Known as ‘divorce month’, lawyers across the country report more people filing for divorce in January than any other month of the year. Indeed, according to Amicable – a company that supports people going through separation – as many as 40,500[i] people will search ‘divorce’ online in January, which is 25% higher than at any other time of the year.
The festive period has a habit of shining a spotlight on unhappy marriages, and many people start to seek new beginnings in the new year. But amid the emotion of embarking on separate lives, and the logistics of complicated family and financial arrangements, people in the throes of divorce can often overlook longer term financial arrangements in favour of ‘getting life sorted’, such as buying a new home and ensuring children are financially supported.
Don’t leave yourself financially vulnerable
A specific area of concern is making appropriate provision for retirement income. It’s easy to overlook this when negotiating terms of a divorce as it can feel like a very long way off. Here are three of the key issues facing women when it comes to retirement, although these are equally relevant for any stay-at-home parent/ carer:
Lack of confidence in future pension provision
Women are particularly vulnerable when it comes to adequate pension provision. Our ‘What’s your Number?’ research study found that 26% of pre-retiree women (age 55 to 64) expect to rely on their partner’s savings and investments in retirement. That figure goes up to 35% for women of high net worth. At the same time, only 12% of women are ‘very confident’ that they can build up a pension pot that allows them to retire when they want. In general, women are far less confident about their retirement savings than men at every life stage. But what is staggering is that this confidence gap is most pronounced after age 65 when 61% of men are confident versus only 36% of women.
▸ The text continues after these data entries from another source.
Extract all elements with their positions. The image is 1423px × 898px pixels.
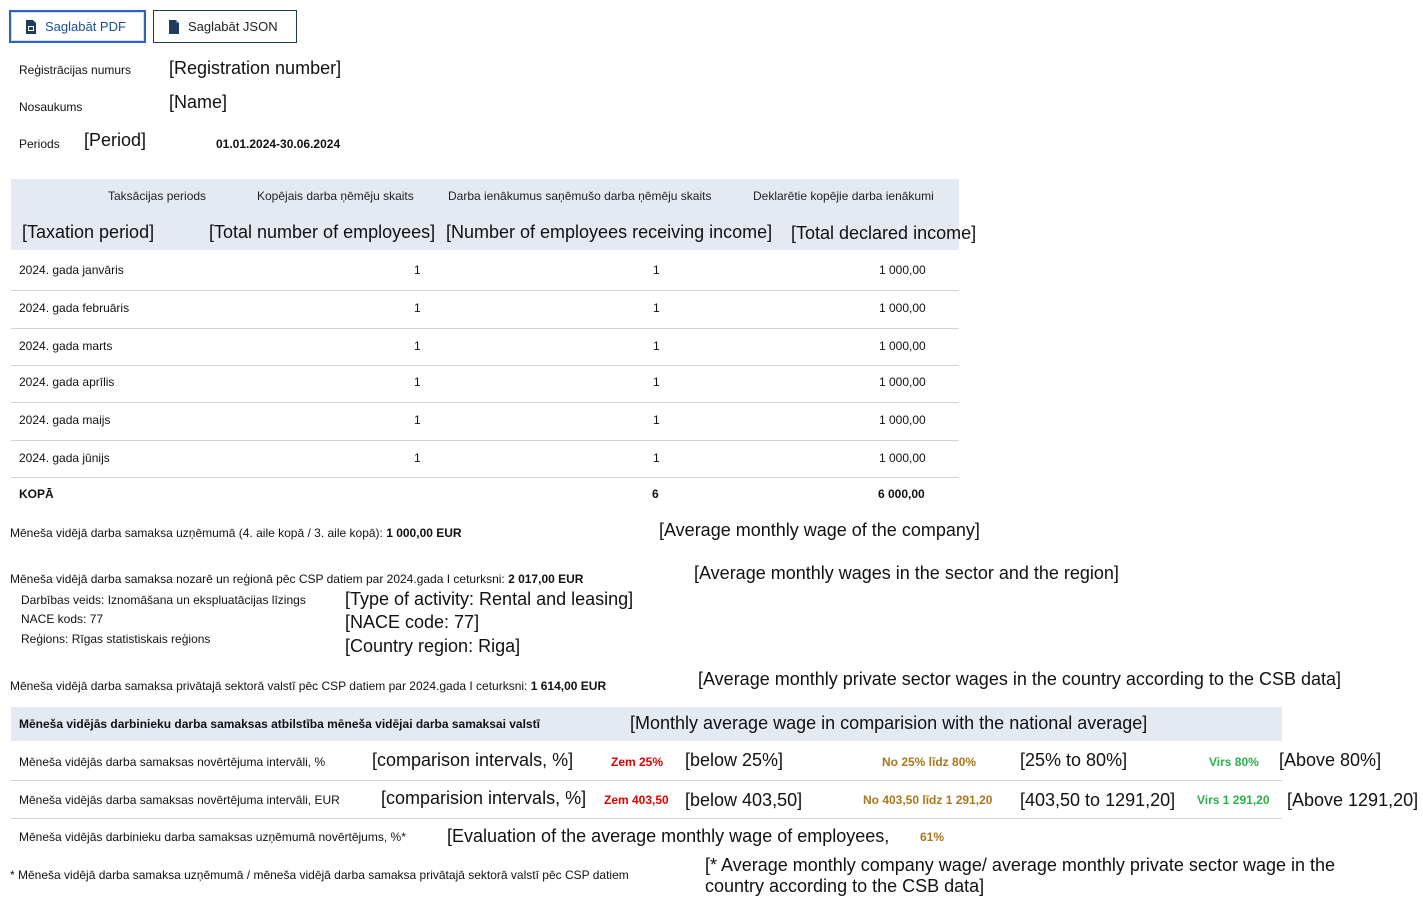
header-employees-with-income: Darba ienākumus saņēmušo darba ņēmēju sk… [448,189,712,203]
file-icon [168,19,180,34]
row-income: 1 000,00 [879,301,926,315]
row-receiving: 1 [653,451,660,465]
divider [11,780,1282,781]
avg-private-value: 1 614,00 EUR [530,679,607,693]
eur-mid-annotation: [403,50 to 1291,20] [1020,790,1176,810]
row-period: 2024. gada aprīlis [19,375,115,389]
table-row [11,440,959,478]
table-row [11,328,959,366]
save-pdf-label: Saglabāt PDF [45,19,126,34]
activity-annotation: [Type of activity: Rental and leasing] [345,589,634,609]
table-row [11,253,959,291]
evaluation-annotation: [Evaluation of the average monthly wage … [447,826,890,846]
region-annotation: [Country region: Riga] [345,636,521,656]
row-income: 1 000,00 [879,413,926,427]
pct-mid: No 25% līdz 80% [882,755,977,769]
avg-private-text: Mēneša vidējā darba samaksa privātajā se… [10,679,531,693]
header-total-employees: Kopējais darba ņēmēju skaits [257,189,414,203]
nace-annotation: [NACE code: 77] [345,612,480,632]
eur-intervals-annotation: [comparision intervals, %] [381,788,587,808]
eur-low: Zem 403,50 [604,793,669,807]
avg-sector-text: Mēneša vidējā darba samaksa nozarē un re… [10,572,509,586]
row-period: 2024. gada jūnijs [19,451,110,465]
period-annotation: [Period] [84,130,147,150]
row-receiving: 1 [653,301,660,315]
avg-sector-line: Mēneša vidējā darba samaksa nozarē un re… [10,572,583,586]
row-period: 2024. gada maijs [19,413,111,427]
footnote-annotation-line2: country according to the CSB data] [705,876,985,896]
row-total: 1 [414,451,421,465]
avg-company-line: Mēneša vidējā darba samaksa uzņēmumā (4.… [10,526,462,540]
activity-type: Darbības veids: Iznomāšana un ekspluatāc… [21,593,306,607]
evaluation-label: Mēneša vidējās darbinieku darba samaksas… [19,830,406,844]
row-income: 1 000,00 [879,339,926,353]
row-receiving: 1 [653,413,660,427]
row-period: 2024. gada janvāris [19,263,124,277]
registration-annotation: [Registration number] [169,58,342,78]
total-label: KOPĀ [19,487,54,501]
pct-high-annotation: [Above 80%] [1279,750,1382,770]
table-row [11,403,959,441]
row-receiving: 1 [653,263,660,277]
row-total: 1 [414,375,421,389]
row-total: 1 [414,413,421,427]
avg-company-annotation: [Average monthly wage of the company] [659,520,980,540]
eur-intervals-label: Mēneša vidējās darba samaksas novērtējum… [19,793,340,807]
pct-intervals-annotation: [comparison intervals, %] [372,750,574,770]
row-income: 1 000,00 [879,375,926,389]
divider [11,818,1282,819]
avg-company-value: 1 000,00 EUR [386,526,462,540]
avg-private-line: Mēneša vidējā darba samaksa privātajā se… [10,679,606,693]
row-total: 1 [414,339,421,353]
name-label: Nosaukums [19,100,83,114]
header-annotation-income: [Total declared income] [791,223,977,243]
table-row [11,291,959,329]
period-value: 01.01.2024-30.06.2024 [216,137,341,151]
header-taxation-period: Taksācijas periods [108,189,207,203]
avg-sector-annotation: [Average monthly wages in the sector and… [694,563,1119,583]
row-total: 1 [414,301,421,315]
comparison-title: Mēneša vidējās darbinieku darba samaksas… [19,717,540,731]
eur-mid: No 403,50 līdz 1 291,20 [863,793,993,807]
row-receiving: 1 [653,375,660,389]
pct-low-annotation: [below 25%] [685,750,784,770]
header-declared-income: Deklarētie kopējie darba ienākumi [753,189,934,203]
total-income: 6 000,00 [878,487,925,501]
row-income: 1 000,00 [879,263,926,277]
pct-high: Virs 80% [1209,755,1259,769]
eur-high: Virs 1 291,20 [1197,793,1270,807]
save-json-label: Saglabāt JSON [188,19,278,34]
row-period: 2024. gada februāris [19,301,130,315]
header-annotation-receiving: [Number of employees receiving income] [446,222,773,242]
period-label: Periods [19,137,60,151]
nace-code: NACE kods: 77 [21,612,104,626]
pct-intervals-label: Mēneša vidējās darba samaksas novērtējum… [19,755,326,769]
footnote: * Mēneša vidējā darba samaksa uzņēmumā /… [10,868,629,882]
table-row [11,365,959,403]
save-json-button[interactable]: Saglabāt JSON [153,10,297,43]
header-annotation-total: [Total number of employees] [209,222,436,242]
evaluation-value: 61% [920,830,945,844]
row-income: 1 000,00 [879,451,926,465]
footnote-annotation-line1: [* Average monthly company wage/ average… [705,855,1336,875]
pdf-file-icon [25,19,37,34]
avg-private-annotation: [Average monthly private sector wages in… [698,669,1342,689]
pct-low: Zem 25% [611,755,664,769]
avg-sector-value: 2 017,00 EUR [508,572,584,586]
eur-high-annotation: [Above 1291,20] [1287,790,1419,810]
row-period: 2024. gada marts [19,339,113,353]
region: Reģions: Rīgas statistiskais reģions [21,632,211,646]
pct-mid-annotation: [25% to 80%] [1020,750,1128,770]
registration-label: Reģistrācijas numurs [19,63,132,77]
comparison-title-annotation: [Monthly average wage in comparision wit… [630,713,1148,733]
row-receiving: 1 [653,339,660,353]
header-annotation-period: [Taxation period] [22,222,155,242]
row-total: 1 [414,263,421,277]
total-receiving: 6 [652,487,659,501]
eur-low-annotation: [below 403,50] [685,790,803,810]
avg-company-text: Mēneša vidējā darba samaksa uzņēmumā (4.… [10,526,387,540]
name-annotation: [Name] [169,92,228,112]
save-pdf-button[interactable]: Saglabāt PDF [9,10,146,43]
This shows an enormous gap in the financial fortunes of older women and older men.
Lack of pension wealth
According to the Office for National Statistics Wealth and Assets Survey, the average divorced woman over the age of 50 will have a pension worth about £131,000, three times less than the average married couple of the same age, at £454,000[ii]. And a report by the Pensions Policy Institute found that there are 1.2 million women in their 50s with no private pension wealth and hence will rely on the State Pension system and their partner to provide a retirement income. This represents approximately 5% of all women[iii]. This is particularly concerning because, by the time they are in retirement, any maintenance payments may have ceased, leaving them with no income at all.
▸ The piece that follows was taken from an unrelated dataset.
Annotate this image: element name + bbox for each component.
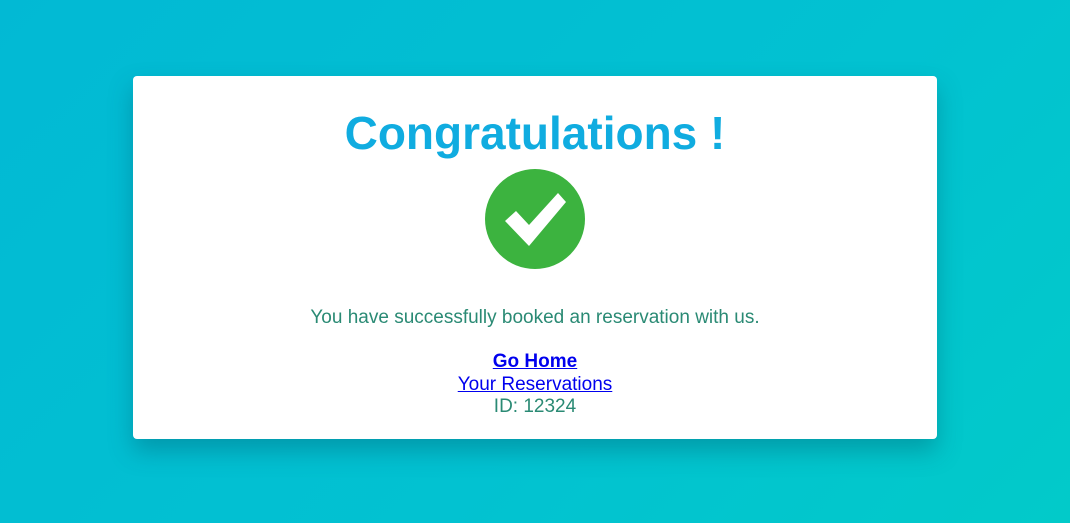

Lack of independent help and guidance
The issues above could perhaps be avoided if stay-at-home parents/ carers felt able to seek financial advice, placing an importance on their own pension provision. Our report found that at every life stage, men are more likely to seek financial advice than women, with nearly 6 in 10 female retirees never having received advice. Instead, women are more likely to base financial decisions based on the recommendation of a family member. But what happens if you are divorcing the family member in question?
Your pension options
You need to think carefully about how you will fund your retirement. There are several options when it comes to splitting pensions at divorce or when a civil partnership dissolves, and it can be complex. For that reason, we would recommend you find a lawyer that specialises in pensions. Not all lawyers are experts in this area, and they can overlook future provision during retirement in favour of securing a good ‘upfront’ deal.
For example, there is an option of ‘pensions offsetting’, where you receive (say) a bigger share of the family home in lieu of a share of your ex-partner’s pension. This might feel like a good option in the short term, but when the family maintenance payments stop, the children have flown the nest, and you find yourself with no income, you may regret this decision.
Alternatively, you can agree to ‘pension sharing’, where the pension is transferred into your name (or your name is added to your ex-partner’s pension scheme), and you get a percentage share of their pension(s). Or there is a ‘pension attachment order’ where a share of your ex-partner’s pension is ear-marked for you, and you will start receiving it when it starts being paid to them. Any payment you receive is subject to tax at your ex-partner’s rate of income tax. You will need a court order for either of these options, hence the reason it’s so important to find a lawyer who is knowledgeable in this field. If you are both already retired, you can still split a pension, but you won’t be able to receive your share in the form of a lump-sum. It will need to be paid to you as an income.
Plan ahead and take advice
If you are going through a divorce, it’s easy to become fixated on the family home as your biggest asset when it comes to splitting finances. But your ex-partner’s pension may also be a significant asset, and you need to protect your financial well-being for the long term. As well as ensuring you have the right lawyer, you should also seek advice from a qualified financial adviser as soon as possible.